The Social Security Administration (SSA) is changing the rules governing charges for the Medicare program component that pays for doctors’ services, diagnostic services and medical supplies.

The SSA made the changes in a Medicare Part B interim final rule published today in the Federal Register.

The changes, which take effect today, could help cut Medicare Part B costs for some Medicare enrollees affected by disasters such as the loss of an income-producing property due to fraud or the failure of a pension plan.

The SSA charges higher-income enrollees extra for Medicare Part B coverage.

The government usually uses income and tax filing status information from 2 years earlier to adjust the Part B rates.

Enrollees affected by specific types of “major life-changing events” can ask SSA officials to use newer income information.

Before the new rule came out, the official list of life-exchanging events included only marriage, divorce, death of spouse, the annulment of a marriage, a work stoppage, reduced hours at work, reductions in income due to certain losses of income-producing property, a scheduled cessation of a pension, and a reduction in or loss of income from an insured pension plan due to termination or reorganization of the plan.

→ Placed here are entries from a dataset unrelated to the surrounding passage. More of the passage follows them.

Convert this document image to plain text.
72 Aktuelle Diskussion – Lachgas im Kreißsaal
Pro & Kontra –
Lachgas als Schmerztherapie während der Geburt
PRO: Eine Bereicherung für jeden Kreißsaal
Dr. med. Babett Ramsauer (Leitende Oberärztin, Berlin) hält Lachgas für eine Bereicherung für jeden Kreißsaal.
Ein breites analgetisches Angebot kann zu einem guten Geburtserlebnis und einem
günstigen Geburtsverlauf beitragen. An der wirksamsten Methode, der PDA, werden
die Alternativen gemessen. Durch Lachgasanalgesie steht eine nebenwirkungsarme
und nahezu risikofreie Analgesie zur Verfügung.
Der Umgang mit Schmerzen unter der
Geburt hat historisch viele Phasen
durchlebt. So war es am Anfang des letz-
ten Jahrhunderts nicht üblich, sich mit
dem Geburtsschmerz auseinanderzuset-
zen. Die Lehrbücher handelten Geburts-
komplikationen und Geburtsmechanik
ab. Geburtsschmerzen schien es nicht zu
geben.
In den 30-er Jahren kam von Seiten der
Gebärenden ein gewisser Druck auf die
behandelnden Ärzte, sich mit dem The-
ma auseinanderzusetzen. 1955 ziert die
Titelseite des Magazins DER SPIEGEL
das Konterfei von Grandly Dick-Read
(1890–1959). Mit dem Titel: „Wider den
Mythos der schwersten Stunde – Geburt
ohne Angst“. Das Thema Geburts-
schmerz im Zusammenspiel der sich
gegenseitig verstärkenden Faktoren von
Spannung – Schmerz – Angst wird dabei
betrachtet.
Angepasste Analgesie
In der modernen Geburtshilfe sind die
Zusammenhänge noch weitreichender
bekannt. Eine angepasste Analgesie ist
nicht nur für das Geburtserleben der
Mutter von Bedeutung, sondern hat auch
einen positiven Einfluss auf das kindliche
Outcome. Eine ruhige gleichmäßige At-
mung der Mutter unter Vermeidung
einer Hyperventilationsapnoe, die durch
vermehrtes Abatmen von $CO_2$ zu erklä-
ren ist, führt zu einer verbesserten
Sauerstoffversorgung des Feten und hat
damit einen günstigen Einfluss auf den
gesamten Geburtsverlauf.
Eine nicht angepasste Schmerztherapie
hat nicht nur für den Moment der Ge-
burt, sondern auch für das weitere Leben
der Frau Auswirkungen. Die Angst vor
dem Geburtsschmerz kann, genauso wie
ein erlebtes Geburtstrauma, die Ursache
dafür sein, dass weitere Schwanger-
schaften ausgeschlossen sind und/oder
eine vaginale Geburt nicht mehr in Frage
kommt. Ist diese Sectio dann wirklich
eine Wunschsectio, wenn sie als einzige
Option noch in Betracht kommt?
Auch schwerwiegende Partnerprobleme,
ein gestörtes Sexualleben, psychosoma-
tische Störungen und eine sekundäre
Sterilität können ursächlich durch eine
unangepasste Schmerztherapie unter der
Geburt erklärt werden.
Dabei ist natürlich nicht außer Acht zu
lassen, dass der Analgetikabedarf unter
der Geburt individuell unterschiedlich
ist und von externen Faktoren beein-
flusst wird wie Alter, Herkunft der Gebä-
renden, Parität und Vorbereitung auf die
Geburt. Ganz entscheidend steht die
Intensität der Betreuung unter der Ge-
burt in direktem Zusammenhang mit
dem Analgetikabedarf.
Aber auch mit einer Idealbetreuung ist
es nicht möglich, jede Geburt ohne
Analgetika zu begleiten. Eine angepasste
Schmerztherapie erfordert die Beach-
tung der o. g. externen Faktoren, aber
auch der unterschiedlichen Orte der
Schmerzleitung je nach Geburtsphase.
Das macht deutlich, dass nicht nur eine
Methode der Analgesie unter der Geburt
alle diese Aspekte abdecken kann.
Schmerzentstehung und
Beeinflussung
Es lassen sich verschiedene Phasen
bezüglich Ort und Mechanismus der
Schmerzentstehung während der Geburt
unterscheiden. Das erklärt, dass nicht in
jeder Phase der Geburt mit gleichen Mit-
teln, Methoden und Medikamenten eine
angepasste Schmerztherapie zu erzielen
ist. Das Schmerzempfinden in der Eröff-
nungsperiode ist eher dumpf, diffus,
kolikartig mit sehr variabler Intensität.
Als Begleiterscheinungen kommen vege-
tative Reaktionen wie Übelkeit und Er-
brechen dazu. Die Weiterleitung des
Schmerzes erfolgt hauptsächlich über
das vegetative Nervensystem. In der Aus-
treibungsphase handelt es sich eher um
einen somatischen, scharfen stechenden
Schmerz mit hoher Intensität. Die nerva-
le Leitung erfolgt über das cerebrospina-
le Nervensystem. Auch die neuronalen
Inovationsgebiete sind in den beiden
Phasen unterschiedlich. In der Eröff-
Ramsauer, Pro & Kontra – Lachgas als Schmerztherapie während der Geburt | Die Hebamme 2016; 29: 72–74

“Under our current regulations we do not consider events that affect expenses but not income, or that result in the loss of dividend income, to be major life-changing events,” officials write in a preamble to the regulations.

In some cases, dying employers have skewed beneficiaries’ income figures by making lump-sum payments in lieu of continuing to offer pension or retiree health benefits, officials say.

SSA officials have solved that problem by adding “receipt of a settlement payment from an employer or former employer” to the life-changing events list.

“To qualify as a major life-changing event, a settlement payment received by a beneficiary or the spouse of a beneficiary must be the result of an employer’s or former employer’s closure, bankruptcy, or reorganization,” officials say.

The SSA also will add “the loss of investment property as a result of fraud or theft due to a criminal act by a third party” and termination of any pension plan – not just an insured pension plan – to the life-changing events list.

But the SSA also is adding guidelines stating that “the loss of income-producing property due to the ordinary risk of investment is not a major life-changing event,” and that “we do not consider events that result in the loss of dividend income as the result of the ordinary risk of investment to be major life-changing events.”